If you want a detailed description of the repulsion motor, here we provide everything you need. Click on it to learn more about it.

www.linquip.com

.

 

[retirede]

People, I am the person that has been talking about using two forms of energy for one output system for about 25 years now.
Mspicka: question: why 2 forms- first, My systems do not use electrical power to run - second, once built they start running on their own no outside force needed. third, once running they keep running unless stopped by greater force than the motor puts out.
As we all know for every action there is an equal and opposite reaction, this is action = 1 counter reaction = neg 1 so 1 - 1 = 0 conservation of energy.
Over may years I have developed a way of using 2 energy sources for on output device. this means 2 - 1 = 1 with this type of technology there is 1 output energy usable because the counter reaction also has it's own energy source.
The technology described is not advertised on any normal website, unless you know what to look for it will not be found.
And the funny thing is People all want to find this type of technology, but I can tell you where to find it and still you will never look.
cracks me up, Really.
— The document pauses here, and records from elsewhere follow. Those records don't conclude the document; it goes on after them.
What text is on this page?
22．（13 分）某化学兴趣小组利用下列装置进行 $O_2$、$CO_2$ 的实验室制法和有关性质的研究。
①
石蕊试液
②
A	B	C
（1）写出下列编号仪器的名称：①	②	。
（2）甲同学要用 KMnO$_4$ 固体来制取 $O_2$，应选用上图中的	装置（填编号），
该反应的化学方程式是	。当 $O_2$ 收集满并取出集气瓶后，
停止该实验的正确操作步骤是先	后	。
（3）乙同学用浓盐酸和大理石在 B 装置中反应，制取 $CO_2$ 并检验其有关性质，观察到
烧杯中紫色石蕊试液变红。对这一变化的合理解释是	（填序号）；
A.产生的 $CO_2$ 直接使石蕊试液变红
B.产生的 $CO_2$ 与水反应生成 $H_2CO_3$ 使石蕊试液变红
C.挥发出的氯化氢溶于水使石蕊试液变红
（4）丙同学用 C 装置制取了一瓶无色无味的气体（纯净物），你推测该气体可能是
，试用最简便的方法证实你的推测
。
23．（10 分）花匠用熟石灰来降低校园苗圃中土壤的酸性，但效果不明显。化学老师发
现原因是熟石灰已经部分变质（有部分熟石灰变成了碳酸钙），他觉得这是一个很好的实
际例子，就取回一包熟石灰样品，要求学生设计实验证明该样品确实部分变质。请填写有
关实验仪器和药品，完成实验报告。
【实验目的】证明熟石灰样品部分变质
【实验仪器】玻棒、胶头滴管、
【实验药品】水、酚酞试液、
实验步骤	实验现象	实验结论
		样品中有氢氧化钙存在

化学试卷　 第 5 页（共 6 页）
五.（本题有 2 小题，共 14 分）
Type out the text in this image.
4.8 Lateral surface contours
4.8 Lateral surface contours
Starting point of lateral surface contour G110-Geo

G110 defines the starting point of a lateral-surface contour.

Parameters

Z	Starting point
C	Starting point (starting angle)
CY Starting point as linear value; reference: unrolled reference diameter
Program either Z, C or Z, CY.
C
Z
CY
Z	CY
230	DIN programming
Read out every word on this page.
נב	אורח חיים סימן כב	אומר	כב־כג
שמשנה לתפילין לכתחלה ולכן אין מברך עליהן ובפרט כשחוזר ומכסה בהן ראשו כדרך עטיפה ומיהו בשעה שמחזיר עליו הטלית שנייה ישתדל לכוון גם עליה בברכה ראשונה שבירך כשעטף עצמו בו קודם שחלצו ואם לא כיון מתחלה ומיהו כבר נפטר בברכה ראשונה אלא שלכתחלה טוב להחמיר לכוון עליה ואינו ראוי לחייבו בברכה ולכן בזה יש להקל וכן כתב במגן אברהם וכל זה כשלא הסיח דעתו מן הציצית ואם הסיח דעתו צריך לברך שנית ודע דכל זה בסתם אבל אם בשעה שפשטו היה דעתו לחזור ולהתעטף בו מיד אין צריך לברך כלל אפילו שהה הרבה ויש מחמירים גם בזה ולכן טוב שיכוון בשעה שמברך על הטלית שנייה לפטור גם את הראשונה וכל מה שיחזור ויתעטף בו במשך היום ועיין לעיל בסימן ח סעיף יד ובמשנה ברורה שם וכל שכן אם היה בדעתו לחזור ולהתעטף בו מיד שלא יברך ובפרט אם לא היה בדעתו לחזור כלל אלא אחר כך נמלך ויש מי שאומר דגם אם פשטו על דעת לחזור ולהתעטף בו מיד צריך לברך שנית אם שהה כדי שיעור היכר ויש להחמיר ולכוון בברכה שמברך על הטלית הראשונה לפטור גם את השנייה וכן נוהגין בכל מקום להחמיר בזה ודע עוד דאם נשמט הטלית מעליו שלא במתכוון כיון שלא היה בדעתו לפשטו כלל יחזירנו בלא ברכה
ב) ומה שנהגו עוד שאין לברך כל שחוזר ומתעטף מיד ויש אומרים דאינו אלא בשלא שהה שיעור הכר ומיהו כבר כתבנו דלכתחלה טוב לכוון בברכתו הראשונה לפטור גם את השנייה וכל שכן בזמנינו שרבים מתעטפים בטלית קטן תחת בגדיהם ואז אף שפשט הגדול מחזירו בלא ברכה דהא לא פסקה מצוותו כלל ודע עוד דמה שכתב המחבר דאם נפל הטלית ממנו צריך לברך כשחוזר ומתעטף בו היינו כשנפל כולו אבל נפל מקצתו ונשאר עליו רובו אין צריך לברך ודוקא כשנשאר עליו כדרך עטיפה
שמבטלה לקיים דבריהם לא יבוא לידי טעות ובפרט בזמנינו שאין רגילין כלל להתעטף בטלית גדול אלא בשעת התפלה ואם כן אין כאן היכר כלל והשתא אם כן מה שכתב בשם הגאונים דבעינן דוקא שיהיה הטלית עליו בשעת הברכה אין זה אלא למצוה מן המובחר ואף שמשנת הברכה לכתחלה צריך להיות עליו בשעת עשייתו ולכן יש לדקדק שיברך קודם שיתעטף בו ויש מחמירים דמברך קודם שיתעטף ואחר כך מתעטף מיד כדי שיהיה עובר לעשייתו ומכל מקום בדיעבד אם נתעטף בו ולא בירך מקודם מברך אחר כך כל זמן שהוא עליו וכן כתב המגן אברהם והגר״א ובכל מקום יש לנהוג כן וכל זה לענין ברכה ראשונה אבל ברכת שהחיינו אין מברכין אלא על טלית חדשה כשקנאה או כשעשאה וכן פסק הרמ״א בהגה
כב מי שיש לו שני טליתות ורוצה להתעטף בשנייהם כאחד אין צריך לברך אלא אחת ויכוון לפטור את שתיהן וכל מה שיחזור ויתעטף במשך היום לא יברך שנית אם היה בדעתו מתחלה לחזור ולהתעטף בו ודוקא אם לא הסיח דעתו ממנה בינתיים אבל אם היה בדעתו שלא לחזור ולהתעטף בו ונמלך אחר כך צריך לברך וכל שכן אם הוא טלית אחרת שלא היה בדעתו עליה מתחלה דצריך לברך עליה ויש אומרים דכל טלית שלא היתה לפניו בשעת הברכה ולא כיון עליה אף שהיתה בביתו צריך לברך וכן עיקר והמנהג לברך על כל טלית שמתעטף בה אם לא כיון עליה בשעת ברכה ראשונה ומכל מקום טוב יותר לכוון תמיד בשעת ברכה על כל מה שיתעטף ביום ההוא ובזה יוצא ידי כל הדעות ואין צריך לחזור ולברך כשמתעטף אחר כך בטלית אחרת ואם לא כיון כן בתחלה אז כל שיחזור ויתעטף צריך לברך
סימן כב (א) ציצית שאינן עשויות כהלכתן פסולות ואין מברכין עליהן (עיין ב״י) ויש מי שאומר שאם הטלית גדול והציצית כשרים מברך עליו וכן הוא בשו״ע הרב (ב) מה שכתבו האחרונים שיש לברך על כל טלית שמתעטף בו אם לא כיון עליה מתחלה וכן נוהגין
Because I will give the designs for free to anyone that ask. And yes the systems do work.
Thanks, Tom Wlazlak - Corinne Technical Design Engineering - EttCM Energy technology - Magnagravity technology - Vashon island, Washington

Sent from my iPad using Tapatalk

 

[xformer]

I enjoyed this answer but I was looking for a more simplistic answer. I am making a power point presentation for beginners and was trying to answer it a bit easier.

Just say rotating field of the stator pushes/attracts the magnetic field of the Rotor. Also Remember 2 things, a motor is a transformer with a rotating secondary, and a motor that is not moting is a generator. these are very simple explanations.

 

[junkhound]

Attraction is a motor, repulsion is a generator the way I read the OP query.

Induction motors have slip (rotor field lags stator field), induction generator rotor lead stator so could be termed repulsion.

 

[zbang]

Or.... (back to the original)
At a very basic level, when two things attract, the force vectors pull them directly towards each other in a straight line; when they repel they try to push away in any direction possible so if you want a straight line, you have to establish physical limits to get it. These push-pull dynamics are easily demonstrated with a pair of magnets or a piece of string (compare pulling or pushing on end of it).

When you get into motors, it's easier to design for magnet pairs pulling at each other than for magnets trying to play "keep away" (my recollection of Rotating Machines is fuzzy after 40+ years).